Simon Cowell Upset Over British Campaign To Get 1992 Rage Against The Machine Song To Top Charts
Simon Cowell is not happy about a Facebook campaign encouraging the British public to help get a 17-year-old song by Rage Against The Machine to the top of the charts on Christmas.
The campaign, which aims to send the Los Angeles based band’s song “Killing In The Name,” from their self-titled 1992 album, to the top of the charts, was launched to stop the winner of Britain’s “X Factor” from hitting the prime spot.
And according to the U.K.‘s Guardian newspaper, Simon called the campaign “dismissive.”
“If there’s a campaign, and I think the campaign’s aimed directly at me, it’s stupid.
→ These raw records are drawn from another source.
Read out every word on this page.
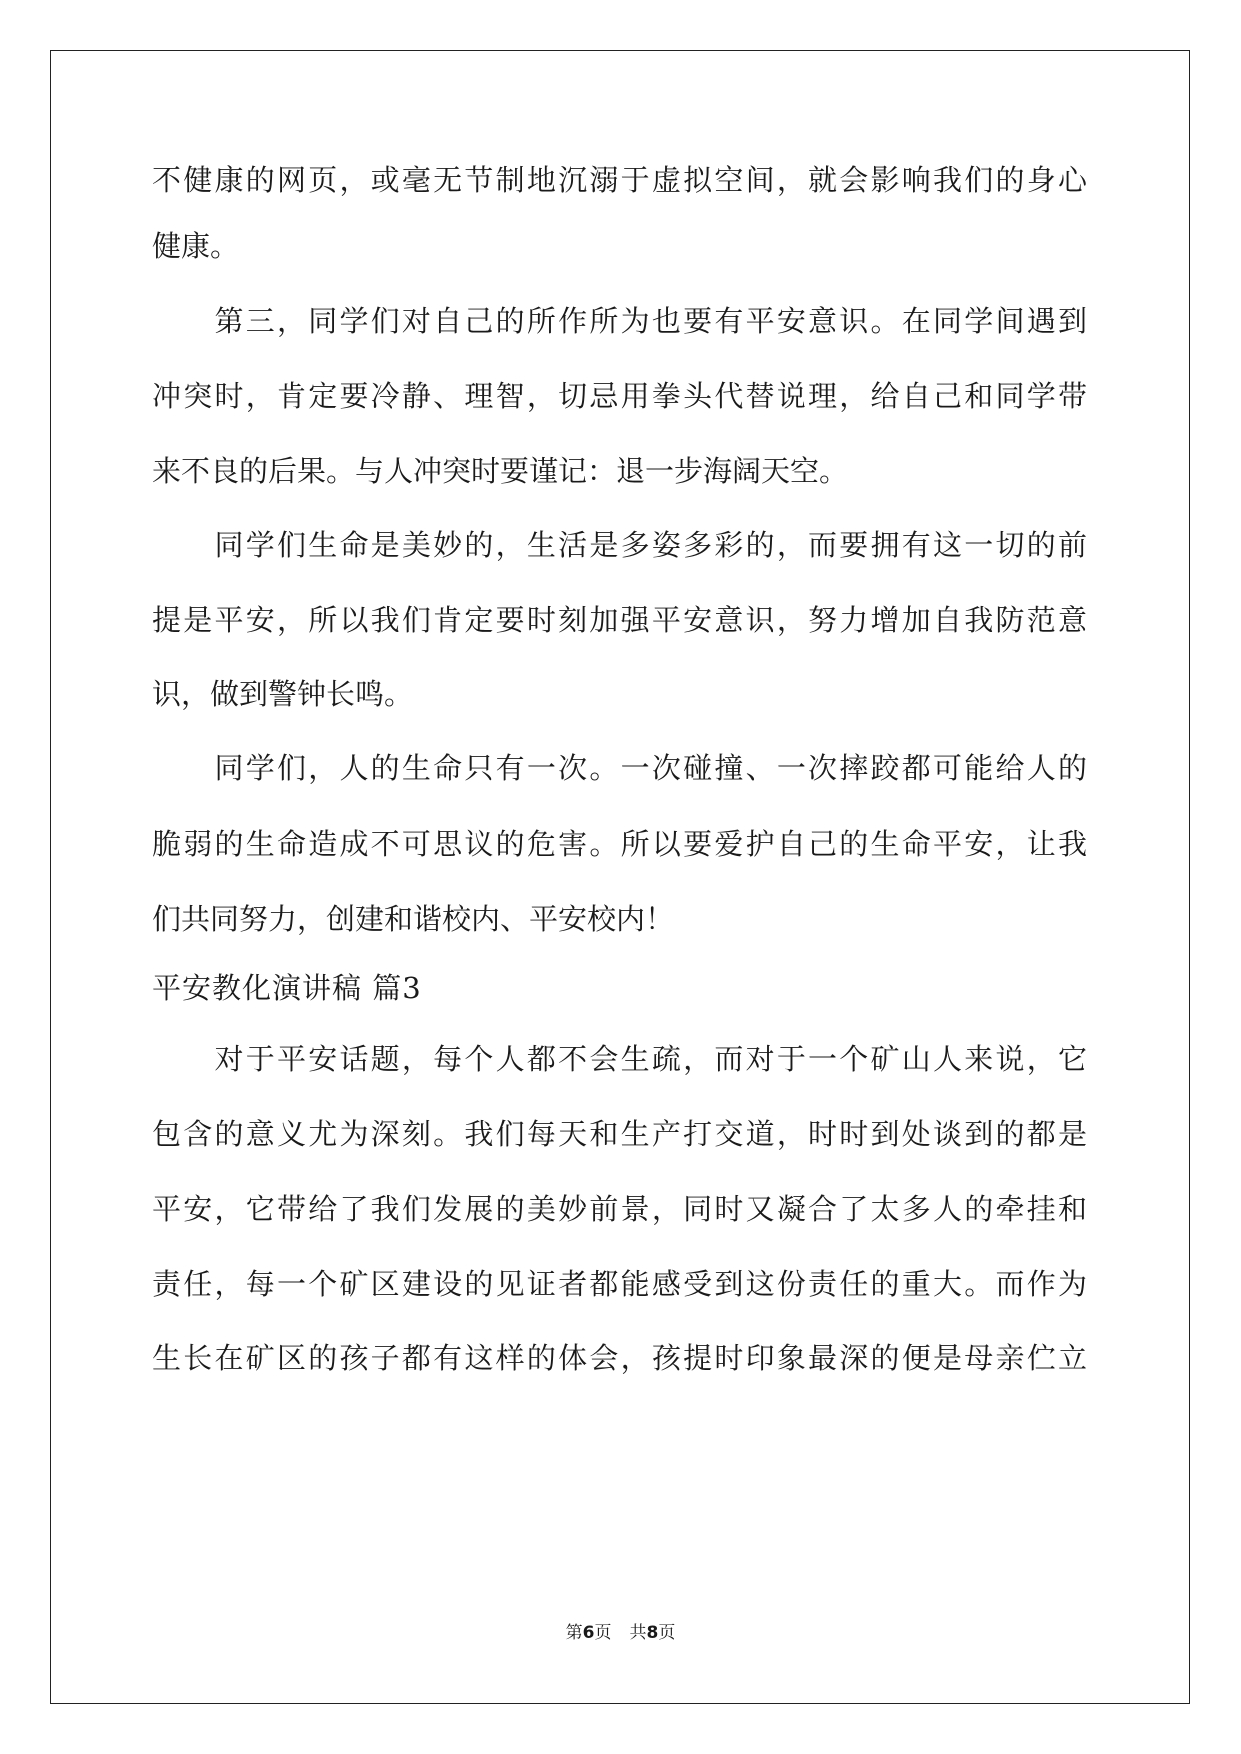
不健康的网页，或毫无节制地沉溺于虚拟空间，就会影响我们的身心
健康。
　　第三，同学们对自己的所作所为也要有平安意识。在同学间遇到
冲突时，肯定要冷静、理智，切忌用拳头代替说理，给自己和同学带
来不良的后果。与人冲突时要谨记：退一步海阔天空。
　　同学们生命是美妙的，生活是多姿多彩的，而要拥有这一切的前
提是平安，所以我们肯定要时刻加强平安意识，努力增加自我防范意
识，做到警钟长鸣。
　　同学们，人的生命只有一次。一次碰撞、一次摔跤都可能给人的
脆弱的生命造成不可思议的危害。所以要爱护自己的生命平安，让我
们共同努力，创建和谐校内、平安校内！
平安教化演讲稿 篇3
　　对于平安话题，每个人都不会生疏，而对于一个矿山人来说，它
包含的意义尤为深刻。我们每天和生产打交道，时时到处谈到的都是
平安，它带给了我们发展的美妙前景，同时又凝合了太多人的牵挂和
责任，每一个矿区建设的见证者都能感受到这份责任的重大。而作为
生长在矿区的孩子都有这样的体会，孩提时印象最深的便是母亲伫立
第6页 共8页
Me having a No 1 record at Christmas is not going to change my life particularly,” Cowell said at an “X Factor” press conference on Thursday. “I think it’s quite a cynical campaign geared at me that is actually going to spoil the party for [the ‘X Factor’ finalists].”
Tracy and Jon Morter started the campaign on the social networking site and they’ve amassed over 500,000 followers so far.
“It’s a rallying cry,” Jon told British Music web site NME.com of choosing the song. “It’s been taken on by thousands in the group as a defiance to Simon Cowell’s ‘music machine.’”
The No. 1 record at Christmas is a big deal in the U.K., with chart battles having gone on between acts for years.
Jon said some of his Facebook page followers joined the campaign as a challenge to Simon, but he didn’t start it as a personal insult to the judge.
“Some certainly do see it as a direct response to him personally. If that’s what they take out of that song, then that’s fine for them,” he said. “We’ve nothing personal against him at all, we just do not want yet another Christmas chart-topper from that show again.”